Le texte ci-aprés vous est proposé par le
Docteur Sylvie Kandé
Ecrivaine et enseignante

State University of New York-Old Westbury


La Raparille par Fadel Dia. Paris: Présence Africaine, 2009

  La manière dont le monde a accueilli la nouvelle du décès de Michael Jackson est une autre preuve, s’il en était besoin, de la dimension globale des questions de métissage et d’hybridité en ce début de troisième millénaire. Car si la disparition intempestive du prodigieux artiste afflige, ce qui par-dessus tout émeut, c’est l’effort visiblement torturant, effrené et inachevé de l’individu pour concilier identité rêvée et biographie; legs de l’esclavage dans une société libérale et utopie d’un monde post-racial.

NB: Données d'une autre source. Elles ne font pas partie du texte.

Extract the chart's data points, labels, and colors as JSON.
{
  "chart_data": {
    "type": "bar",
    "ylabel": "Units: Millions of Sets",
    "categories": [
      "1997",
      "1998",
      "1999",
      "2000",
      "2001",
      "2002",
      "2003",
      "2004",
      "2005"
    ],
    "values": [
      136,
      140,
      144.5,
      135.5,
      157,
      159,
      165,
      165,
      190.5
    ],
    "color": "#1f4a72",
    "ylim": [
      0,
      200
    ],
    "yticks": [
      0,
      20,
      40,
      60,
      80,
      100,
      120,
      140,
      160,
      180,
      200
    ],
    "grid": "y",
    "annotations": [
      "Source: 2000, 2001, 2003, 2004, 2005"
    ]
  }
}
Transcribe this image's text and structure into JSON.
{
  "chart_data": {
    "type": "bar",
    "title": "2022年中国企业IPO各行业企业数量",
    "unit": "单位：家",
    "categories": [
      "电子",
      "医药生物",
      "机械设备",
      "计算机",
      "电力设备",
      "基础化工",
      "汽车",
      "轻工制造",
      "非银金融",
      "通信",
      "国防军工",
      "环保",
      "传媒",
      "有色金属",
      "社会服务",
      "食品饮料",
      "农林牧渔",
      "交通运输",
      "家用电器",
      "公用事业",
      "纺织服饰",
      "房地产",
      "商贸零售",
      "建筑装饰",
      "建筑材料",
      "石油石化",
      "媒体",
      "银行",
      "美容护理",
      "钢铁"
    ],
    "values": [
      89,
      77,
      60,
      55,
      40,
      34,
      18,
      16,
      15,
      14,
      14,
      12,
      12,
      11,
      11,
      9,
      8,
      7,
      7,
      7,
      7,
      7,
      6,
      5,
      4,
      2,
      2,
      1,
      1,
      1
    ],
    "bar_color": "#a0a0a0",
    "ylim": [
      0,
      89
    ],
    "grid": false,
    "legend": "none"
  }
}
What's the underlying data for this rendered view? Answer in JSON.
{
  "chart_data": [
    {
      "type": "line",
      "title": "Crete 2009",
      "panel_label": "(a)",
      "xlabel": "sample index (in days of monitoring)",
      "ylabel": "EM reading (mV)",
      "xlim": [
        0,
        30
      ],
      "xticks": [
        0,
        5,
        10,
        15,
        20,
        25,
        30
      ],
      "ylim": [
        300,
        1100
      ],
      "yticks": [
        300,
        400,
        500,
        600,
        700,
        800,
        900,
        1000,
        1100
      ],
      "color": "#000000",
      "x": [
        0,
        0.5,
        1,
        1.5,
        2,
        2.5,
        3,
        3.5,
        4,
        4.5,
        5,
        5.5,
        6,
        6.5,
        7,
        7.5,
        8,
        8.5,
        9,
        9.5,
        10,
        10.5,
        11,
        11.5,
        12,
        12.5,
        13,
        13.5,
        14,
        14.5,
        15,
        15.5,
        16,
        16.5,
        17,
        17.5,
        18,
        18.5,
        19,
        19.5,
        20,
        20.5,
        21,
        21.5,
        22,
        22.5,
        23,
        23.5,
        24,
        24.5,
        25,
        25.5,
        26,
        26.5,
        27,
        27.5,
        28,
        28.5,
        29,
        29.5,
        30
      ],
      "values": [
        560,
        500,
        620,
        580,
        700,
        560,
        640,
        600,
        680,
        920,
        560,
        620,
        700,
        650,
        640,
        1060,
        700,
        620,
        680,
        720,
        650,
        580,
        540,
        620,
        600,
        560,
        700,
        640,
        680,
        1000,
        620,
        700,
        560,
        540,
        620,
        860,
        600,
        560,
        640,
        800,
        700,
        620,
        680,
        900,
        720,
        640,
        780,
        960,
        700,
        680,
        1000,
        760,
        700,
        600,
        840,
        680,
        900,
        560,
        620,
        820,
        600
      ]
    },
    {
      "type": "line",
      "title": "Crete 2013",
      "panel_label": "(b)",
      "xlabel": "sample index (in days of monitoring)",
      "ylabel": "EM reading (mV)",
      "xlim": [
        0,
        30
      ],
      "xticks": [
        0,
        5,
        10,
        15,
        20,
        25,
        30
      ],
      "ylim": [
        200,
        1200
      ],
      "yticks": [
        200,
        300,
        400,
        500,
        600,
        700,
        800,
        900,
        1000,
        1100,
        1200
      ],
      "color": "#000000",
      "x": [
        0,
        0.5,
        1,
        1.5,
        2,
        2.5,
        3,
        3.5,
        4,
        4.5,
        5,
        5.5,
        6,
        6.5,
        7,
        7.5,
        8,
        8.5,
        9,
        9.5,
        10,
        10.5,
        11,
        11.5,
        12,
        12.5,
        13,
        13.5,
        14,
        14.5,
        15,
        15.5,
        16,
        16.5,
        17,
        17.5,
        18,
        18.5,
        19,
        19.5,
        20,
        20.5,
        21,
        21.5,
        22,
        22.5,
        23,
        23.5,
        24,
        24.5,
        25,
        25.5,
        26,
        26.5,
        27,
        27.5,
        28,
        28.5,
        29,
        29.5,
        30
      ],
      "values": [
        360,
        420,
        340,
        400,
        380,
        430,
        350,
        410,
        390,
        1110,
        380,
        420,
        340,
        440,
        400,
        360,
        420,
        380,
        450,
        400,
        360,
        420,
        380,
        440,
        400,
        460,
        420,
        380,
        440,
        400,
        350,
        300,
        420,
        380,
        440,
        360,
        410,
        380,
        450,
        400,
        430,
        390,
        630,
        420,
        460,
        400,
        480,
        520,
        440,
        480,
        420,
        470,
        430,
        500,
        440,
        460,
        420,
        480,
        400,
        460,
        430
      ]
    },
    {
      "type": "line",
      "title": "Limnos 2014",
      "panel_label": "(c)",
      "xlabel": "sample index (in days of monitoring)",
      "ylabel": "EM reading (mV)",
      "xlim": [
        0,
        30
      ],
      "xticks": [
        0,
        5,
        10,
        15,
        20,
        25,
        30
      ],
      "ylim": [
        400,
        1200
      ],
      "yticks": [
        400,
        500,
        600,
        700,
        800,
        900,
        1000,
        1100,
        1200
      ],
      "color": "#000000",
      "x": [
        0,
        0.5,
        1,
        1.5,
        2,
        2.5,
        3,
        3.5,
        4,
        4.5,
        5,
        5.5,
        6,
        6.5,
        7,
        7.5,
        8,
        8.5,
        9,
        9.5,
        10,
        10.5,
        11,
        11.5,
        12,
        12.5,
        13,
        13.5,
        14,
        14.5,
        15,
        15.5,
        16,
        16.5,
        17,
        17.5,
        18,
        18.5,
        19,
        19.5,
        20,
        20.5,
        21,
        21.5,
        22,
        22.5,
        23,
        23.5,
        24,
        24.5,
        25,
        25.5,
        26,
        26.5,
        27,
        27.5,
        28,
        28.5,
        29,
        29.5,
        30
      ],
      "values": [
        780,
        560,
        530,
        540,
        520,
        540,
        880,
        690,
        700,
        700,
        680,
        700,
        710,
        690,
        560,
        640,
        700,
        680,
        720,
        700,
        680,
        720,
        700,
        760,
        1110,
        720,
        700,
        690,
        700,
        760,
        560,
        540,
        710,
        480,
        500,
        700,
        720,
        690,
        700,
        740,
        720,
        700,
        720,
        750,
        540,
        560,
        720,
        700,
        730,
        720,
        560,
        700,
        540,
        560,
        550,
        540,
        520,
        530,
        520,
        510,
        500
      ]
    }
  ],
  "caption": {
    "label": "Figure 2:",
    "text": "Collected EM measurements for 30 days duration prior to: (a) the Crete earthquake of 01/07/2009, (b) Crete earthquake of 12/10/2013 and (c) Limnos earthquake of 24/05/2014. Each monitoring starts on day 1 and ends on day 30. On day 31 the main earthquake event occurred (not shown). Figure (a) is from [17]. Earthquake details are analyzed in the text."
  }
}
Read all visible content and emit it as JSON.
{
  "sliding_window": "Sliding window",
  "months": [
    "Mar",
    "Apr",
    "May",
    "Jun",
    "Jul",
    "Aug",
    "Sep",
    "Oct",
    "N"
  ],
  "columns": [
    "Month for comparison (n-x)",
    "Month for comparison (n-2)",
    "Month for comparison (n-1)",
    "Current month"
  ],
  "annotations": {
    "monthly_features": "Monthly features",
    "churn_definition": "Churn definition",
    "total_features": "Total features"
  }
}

  En matière de construction identitaire, le cas des signares est, mutatis mutandis, non moins troublant que celui de Michael Jackson. Comme on le sait, les signares --nhara en Guinée portugaise et senora en Gambie—étaient des Africaines associées au personnel administratif et militaire des établissements coloniaux européens sur la côte guinéenne ou sénégambienne,  ainsi qu’à des commerçants privés de la même origine. Ces alliances, souvent scellées par un “mariage à la mode du pays”-- une institution probablement en existence depuis le 15ème siècle-- sont abondamment documentées pour le 18ème et 19ème siècles. Elles profitaient aux Européens qui pouvaient ainsi étendre leurs réseaux commerciaux dans l’arrière-pays, bénéficier d’une meilleure hygiène de vie et négocier les obstacles linguistiques et culturels qu’ils rencontraient; mais aussi aux signares qui avaient dès lors accès aux magasins du comptoir, voyaient leur statut et celui de leurs enfants s’élever et leur fortune se matérialiser sous la forme de maisons “en dur”. Il reste que leur fonds de commerce, comme celui de bien d’autres traitants africains de l’époque, était en partie constitué d’esclaves vendus aux navires négriers en partance pour les Amériques – aussi longtemps en tous cas qu’il leur fut possible de les écouler1.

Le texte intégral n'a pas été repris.